J’arrive en retard dans ce débat, désolé. Je veux parler de ces initiations barbares dans le hockey d’élite. Je veux aussi parler du regard de Gilles Courteau, le commissaire de la Ligue de hockey junior majeur du Québec.

D’abord, un rappel. D’anciens joueurs de calibre junior ont tenté une action collective devant un tribunal ontarien pour des sévices subis quand ils étaient membres d’équipes des trois grandes ligues du Canada…

Demande rejetée.

Mais des déclarations sous serment d’ex-joueurs montrent une culture débile1 dont le coût d’entrée était souvent payé en rituels d’initiation sadiques. On parle de joueurs de 16 ans qui se font humilier, qui se font sodomiser, qui se font attacher une corde lestée de rondelles au pénis ou qui se font enfermer à plusieurs dans la toilette d’un autocar…

C’est Martin Leclerc qui sort ces histoires, à répétition. Martin est ce qu’il a toujours été, depuis que je le connais du Journal de Montréal : un journaliste sans flafla qui sort des histoires qui font boum-boum.

Ce qui est fascinant, ici, c’est la culture du silence. Peu d’ex-joueurs se sont avancés pour dire : « Moi aussi. »

Il y a ceux qui ont levé la main – Daniel Carcillo en tête, le premier dénonciateur –, ceux qui se sont joints à cette action collective avortée, une minorité absolue.

Où sont les autres ?

Ils restent dans l’ombre.

Ils n’ont plus le maillot, ils ne jouent plus pour la plupart, ils sont devenus des hommes d’âge mûr et pourtant… Mais ils sont toujours membres du club.

On dira que c’est la culture machiste du hockey, implacable mécanique qui fabrique, dit-on, un esprit de corps. Sûrement.

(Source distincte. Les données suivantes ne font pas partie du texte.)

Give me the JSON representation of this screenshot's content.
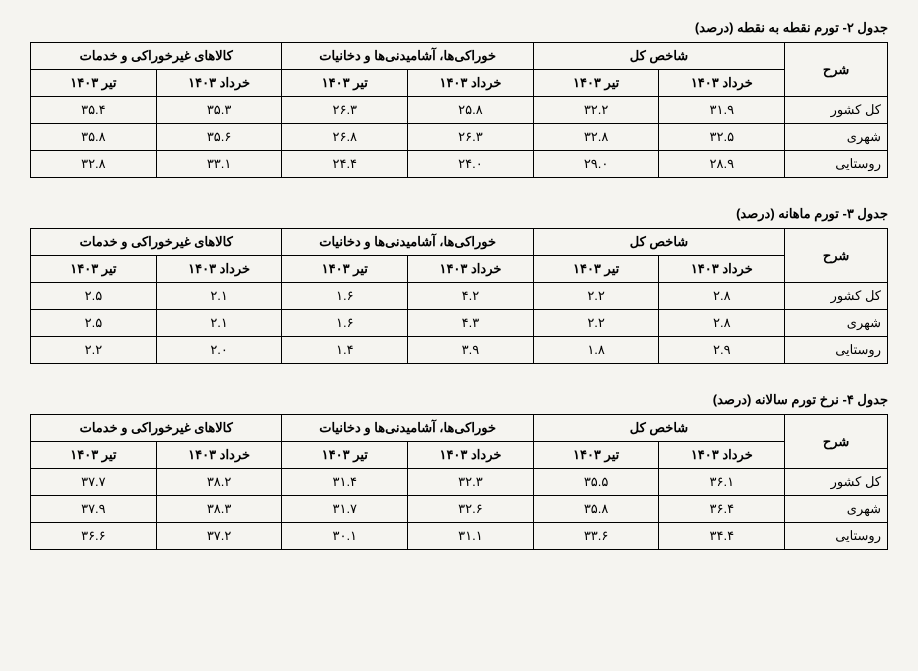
{
  "tables": [
    {
      "title": "جدول ۲- تورم نقطه به نقطه (درصد)",
      "desc_header": "شرح",
      "group_headers": [
        "شاخص کل",
        "خوراکی‌ها، آشامیدنی‌ها و دخانیات",
        "کالاهای غیرخوراکی و خدمات"
      ],
      "sub_headers": [
        "خرداد ۱۴۰۳",
        "تیر ۱۴۰۳",
        "خرداد ۱۴۰۳",
        "تیر ۱۴۰۳",
        "خرداد ۱۴۰۳",
        "تیر ۱۴۰۳"
      ],
      "rows": [
        {
          "label": "کل کشور",
          "cells": [
            "۳۱.۹",
            "۳۲.۲",
            "۲۵.۸",
            "۲۶.۳",
            "۳۵.۳",
            "۳۵.۴"
          ]
        },
        {
          "label": "شهری",
          "cells": [
            "۳۲.۵",
            "۳۲.۸",
            "۲۶.۳",
            "۲۶.۸",
            "۳۵.۶",
            "۳۵.۸"
          ]
        },
        {
          "label": "روستایی",
          "cells": [
            "۲۸.۹",
            "۲۹.۰",
            "۲۴.۰",
            "۲۴.۴",
            "۳۳.۱",
            "۳۲.۸"
          ]
        }
      ]
    },
    {
      "title": "جدول ۳- تورم ماهانه (درصد)",
      "desc_header": "شرح",
      "group_headers": [
        "شاخص کل",
        "خوراکی‌ها، آشامیدنی‌ها و دخانیات",
        "کالاهای غیرخوراکی و خدمات"
      ],
      "sub_headers": [
        "خرداد ۱۴۰۳",
        "تیر ۱۴۰۳",
        "خرداد ۱۴۰۳",
        "تیر ۱۴۰۳",
        "خرداد ۱۴۰۳",
        "تیر ۱۴۰۳"
      ],
      "rows": [
        {
          "label": "کل کشور",
          "cells": [
            "۲.۸",
            "۲.۲",
            "۴.۲",
            "۱.۶",
            "۲.۱",
            "۲.۵"
          ]
        },
        {
          "label": "شهری",
          "cells": [
            "۲.۸",
            "۲.۲",
            "۴.۳",
            "۱.۶",
            "۲.۱",
            "۲.۵"
          ]
        },
        {
          "label": "روستایی",
          "cells": [
            "۲.۹",
            "۱.۸",
            "۳.۹",
            "۱.۴",
            "۲.۰",
            "۲.۲"
          ]
        }
      ]
    },
    {
      "title": "جدول ۴- نرخ تورم سالانه (درصد)",
      "desc_header": "شرح",
      "group_headers": [
        "شاخص کل",
        "خوراکی‌ها، آشامیدنی‌ها و دخانیات",
        "کالاهای غیرخوراکی و خدمات"
      ],
      "sub_headers": [
        "خرداد ۱۴۰۳",
        "تیر ۱۴۰۳",
        "خرداد ۱۴۰۳",
        "تیر ۱۴۰۳",
        "خرداد ۱۴۰۳",
        "تیر ۱۴۰۳"
      ],
      "rows": [
        {
          "label": "کل کشور",
          "cells": [
            "۳۶.۱",
            "۳۵.۵",
            "۳۲.۳",
            "۳۱.۴",
            "۳۸.۲",
            "۳۷.۷"
          ]
        },
        {
          "label": "شهری",
          "cells": [
            "۳۶.۴",
            "۳۵.۸",
            "۳۲.۶",
            "۳۱.۷",
            "۳۸.۳",
            "۳۷.۹"
          ]
        },
        {
          "label": "روستایی",
          "cells": [
            "۳۴.۴",
            "۳۳.۶",
            "۳۱.۱",
            "۳۰.۱",
            "۳۷.۲",
            "۳۶.۶"
          ]
        }
      ]
    }
  ]
}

Mais le silence des joueurs qui ont subi (mais qui n’osent pas parler) et le silence des joueurs qui ont fait subir (mais qui se taisent), je l’assimile aussi à autre chose : à la force de la culture d’un groupe, qu’importe le groupe.

C’est dur de parler contre sa gang.

Et pas juste au hockey.

Le courage, ce n’est pas de parler contre un groupe « autre ». C’est de parler contre son groupe. Juste un bémol, des fois, c’est assez pour vous excommunier, pour vous auto-éjecter du « club »… qu’importe le club.

Je regarde aller des militants en tout genre, ces jours-ci. Il n’y a rien de mal à militer. Mais dans tout mouvement, il y a des exagérations, il y a des dérapages, il y a… des crinqués. Sur le fond, dans la forme. Les bémols exprimés contre « son » groupe sont assez rares, même si les dérapages sont connus, même si les excités sont discrètement l’objet de camouflets.

Chez les nationalistes, on n’ose pas trop ramener à l’ordre les crinqués du Grand Remplacement qui importent ici en format copier-coller les slogans du Front national français. Je sais qu’il y a des souverainistes que cela exaspère.

Ils se taisent : la Cause, tsé.

Chez les hyper-progressistes – les « wokes », disons –, je ne vois pas grand-monde émettre un bémol face à la dérape des militants qui font ce procès bizarre en délit de racisme à une marionnette en forme de Noir moche animée par un Noir en chair et en os. Je sais qu’il y a des dissidences, en sourdine, loin des statuts Facebook…

Ces dissidents se taisent : le Suprémacisme blanc, tsé.

Je sais que des militantes trouvent que les dénonciations de #metoo ne sont pas toutes égales, que certaines sont frivoles, mal appuyées dans les faits ou alors le fait de personnes pas toujours bien intentionnées. Mais elles le disent dans des messages privés envoyés à la dérobée, implorant de ne surtout pas être citées, sinon c’est l’excommunication.

Elles se taisent : le Patriarcat, tsé.

Bref, c’est dur de se lever contre son groupe, sa culture, sa caste. Son club.

C’est vrai pour les joueurs de hockey, pour les médecins, pour les enseignantes, pour les syndicats, pour les flics, pour les pompiers, pour les partis politiques et c’est sans doute vrai pour les Cercles des fermières et l’Amicale des philatélistes…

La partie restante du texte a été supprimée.